The US CPI increased 3.2 per cent annually, higher than the economists’ forecast of 3.1 per cent. The month-on-month headline figure rose from 0.3 per cent in January to 0.4 per cent last month. Core inflation, which strips out food and energy, climbed 0.4 per cent in February, compared with a forecast 0.3 per cent.
One commentator said the latest inflation numbers highlight the challenge faced by the Federal Reserve in the last mile of its fight against rising prices. The markets there expect the Fed, which meets next week, to begin cutting rates in June or July.
The Dow Jones Industrial Average was up 0.61 per cent to 39.005.49 points; the S&P 500 hit a new high after increasing 1.12 per cent to 5175.27; and the Nasdaq Composite rose 1.54 per cent to 16,265.64.
Technology stocks headed north again, with Nvidia increasing 7.16 per cent to a new high of US$919.13; Meta rising 3.34 per cent to US$499.75; Microsoft gaining 2.66 per cent to US$415.28; and Oracle ascending 11.75 per cent to US$127.54 after beating Wall Street earnings estimates.
At home, food price inflation for the year to February was 2.1 per cent, the lowest since the May 2021 year, with fruit and vegetable prices falling 9.3 per cent. The cost of restaurant meals and takeaways increased 6.7 per cent.

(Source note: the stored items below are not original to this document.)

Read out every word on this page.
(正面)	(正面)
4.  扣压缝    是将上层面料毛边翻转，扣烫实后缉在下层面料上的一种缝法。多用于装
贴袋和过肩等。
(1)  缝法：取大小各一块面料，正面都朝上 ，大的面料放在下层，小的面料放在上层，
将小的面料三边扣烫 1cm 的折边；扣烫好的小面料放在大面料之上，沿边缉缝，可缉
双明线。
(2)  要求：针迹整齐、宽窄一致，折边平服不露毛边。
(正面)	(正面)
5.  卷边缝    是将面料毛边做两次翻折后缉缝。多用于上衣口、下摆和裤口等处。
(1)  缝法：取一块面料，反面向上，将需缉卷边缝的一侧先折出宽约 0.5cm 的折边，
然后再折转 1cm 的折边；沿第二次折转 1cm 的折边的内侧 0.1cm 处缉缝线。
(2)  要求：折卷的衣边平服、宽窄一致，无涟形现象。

Briscoe Group increased 9c or 1.98 per cent to $4.64 after reporting record sales for the year ending January 28. Revenue was up 0.8 per cent to $791.95m while net profit was down 4.8 per cent to $84.22m. Briscoe is paying a final dividend of 16.5c a share on March 27.
Briscoe told the market “we are delighted to have produced another year of record sales against a macro retail environment which has seen many retailers struggling to hold their ground”.
Homeware sales increased 0.54 per cent and sporting goods 1.17 per cent, with online now representing 18.72 per cent of revenue. Briscoe has cash of $175.4m and no term debt. The retailer is planning a $100m state-of-the-art warehousing and distribution centre at Drury.
Sullivan said it was a solid result in a weaker economy and Briscoe provided a realistic outlook but no specific guidance.
Other retailers were boosted, with Hallenstein Glasson gaining 11c or 1.85 per cent to $6.05; The Warehouse adding 3c or 2.31 per cent to $1.33; and KMD Brands moving up 1c or 1.96 per cent to 52c.
Meridian Energy declined 7c to $5.68; Serko fell 14c or 3.5 per cent to $3.86; Auckland International Airport was down 10c to $8.16; Delegat Group decreased 19c or 3.08 per cent to $5.98; and Napier Port shed 8c or 3.28 per cent to $2.36.
Oceania Healthcare declined 2c or 3.23 per cent to 60c; Tourism Holdings was down 11c or 3.23 per cent to $3.30; Heartland Group shed 4c or 3.03 per cent to $1.28; Skellerup decreased 8c or 1.91 per cent to $4.10; and Accordant Group fell 4c or 4.76 per cent to 80c.
Fisher & Paykel Healthcare was up 16c to $24.56; Vulcan Steel rose 24c or 2.96 per cent to $8.35; Channel Infrastructure, which went ex-dividend, gained 3.8c or 2.73 per cent to $1.43; NZME increased 2c or 2.25 per cent to 91c; and Marsden Maritime Holdings gained 8c or 1.92 per cent to $4.25.
Synlait Milk, up 4c or 5.63 per cent to 75c, announced a seven-year partnership with Nestle and farmer suppliers to fund on-farm emissions reduction solutions, including effluent management systems, feed options, advanced soil testing, alternative fertilisers and tree planting. The investment will be shared three ways.